In May, General Motors took its first step into a new world of industrial design that has the potential transform the industry.

The auto giant has now officially become the first North American automaker to adopt Autodesk's new generative design solution which it will use to tap into the combined strength of artificial intelligence, metal additive, and subtractive manufacturing expertise.

For now, GM is taking a small step into the future—dipping its toes into the full generative design capabilities with a redesigned seat bracket.

It's an initial proof-of-concept project, sure, but the results are already making the proof hard to ignore.

The new part—an unworldly, twisting swirl of metal that no human would have ever dreamed up alone—combines the 8 individual pieces of the original design into a single build that weighs 40% less than the previous construct, but is also 20% stronger.

This is exactly what the hype around generative design has been preparing us for over the last few months; it's exactly the kind of mind-blowing improvements that should be impossible through one system change. Yet here it is. And it's only the start.

This means that this tiny piece could be the beginning of a whole new design revolution in this revolution-rich tech era.

So What is Generative Design?

On the face of it, generative design is a fairly simple concept: Engineers or designers, plug in the requirements of a new part and the system spits out endless iterations of design solutions that fit. Simple enough, right?

Well, no. It goes much, much deeper than that.

To Rob Cohee—Autodesk's senior manager of manufacturing technical marketing and evangelism —the technology transcends comparisons with any normal design software tool. The better comparison, he says, is with Watson—IBM’s AI rock star.

"Watson is a supercomputer that does things that no other computers have ever been able to do and processes information at a rate that is just absolutely staggering," he says.
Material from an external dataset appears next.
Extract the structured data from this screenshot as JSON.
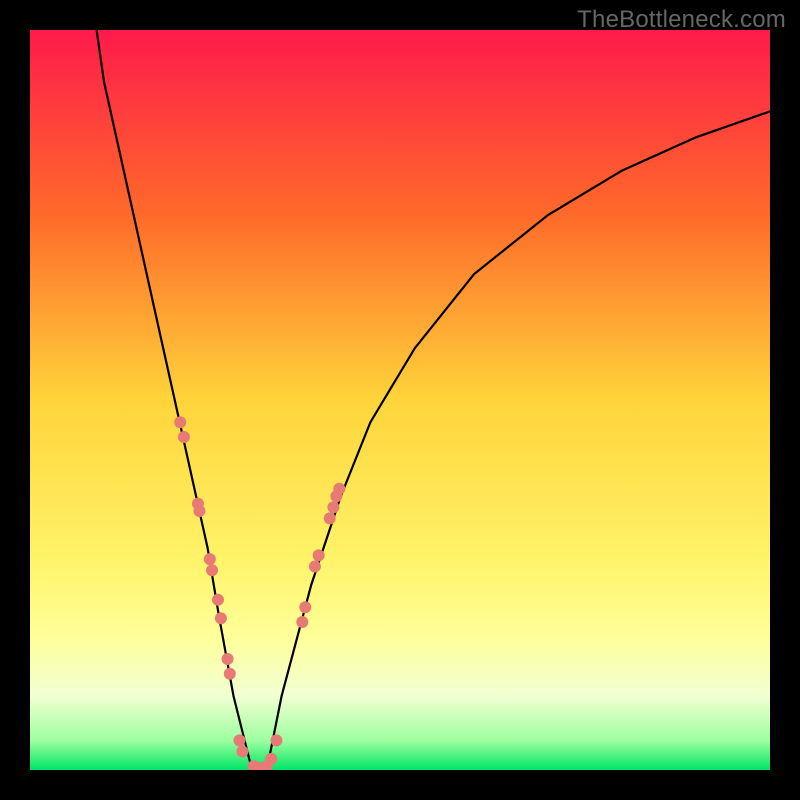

Autodesk's generative design solution, he argues, does the same thing for manufacturing design engineers.

"Generative design empowers [engineering organizations] to explore many more alternatives to create a wider body of data that they can then utilize to make absolutely sure that they've explored a solution domain to make the best decision for their business," he says.  

This data-based approach, he explains, allows these companies to move designs forward into production and take something to market at speeds that would be unimaginable with even whole teams of engineers.

In this sense, the technology goes far beyond just spitting out new designs and into a fundamentally new process for designing products.

(Re)Designing the Future

Many early adopters of the software, Cohee notes, have been tempted to describe it as a simulation tool or a topology optimization system, a part consolidation software or finite element analysis technology.

All of that is true, of course, but "it does all of these things at the same time," Cohee says. "It considers not one improved design alternative, but rather dozens, hundreds, or thousands of potential design alternatives."

Essentially, it flips the role between software and engineer in the design process. In the past, the creative work all existed in the engineer's head and the CAD system simply recorded those ideas. “As an industry, we’ve suggested CAD is computer “aided” design. Yet what does CAD software do that you didn’t explicitly tell it to do?“ Cohee suggests. Generative design places the creativity into virtual hands of the system—engineers enter the requirements of a piece (where it attaches, tolerances, materials, etc.)—and the system uses its vast resources to iterate its way through any number of possible solutions.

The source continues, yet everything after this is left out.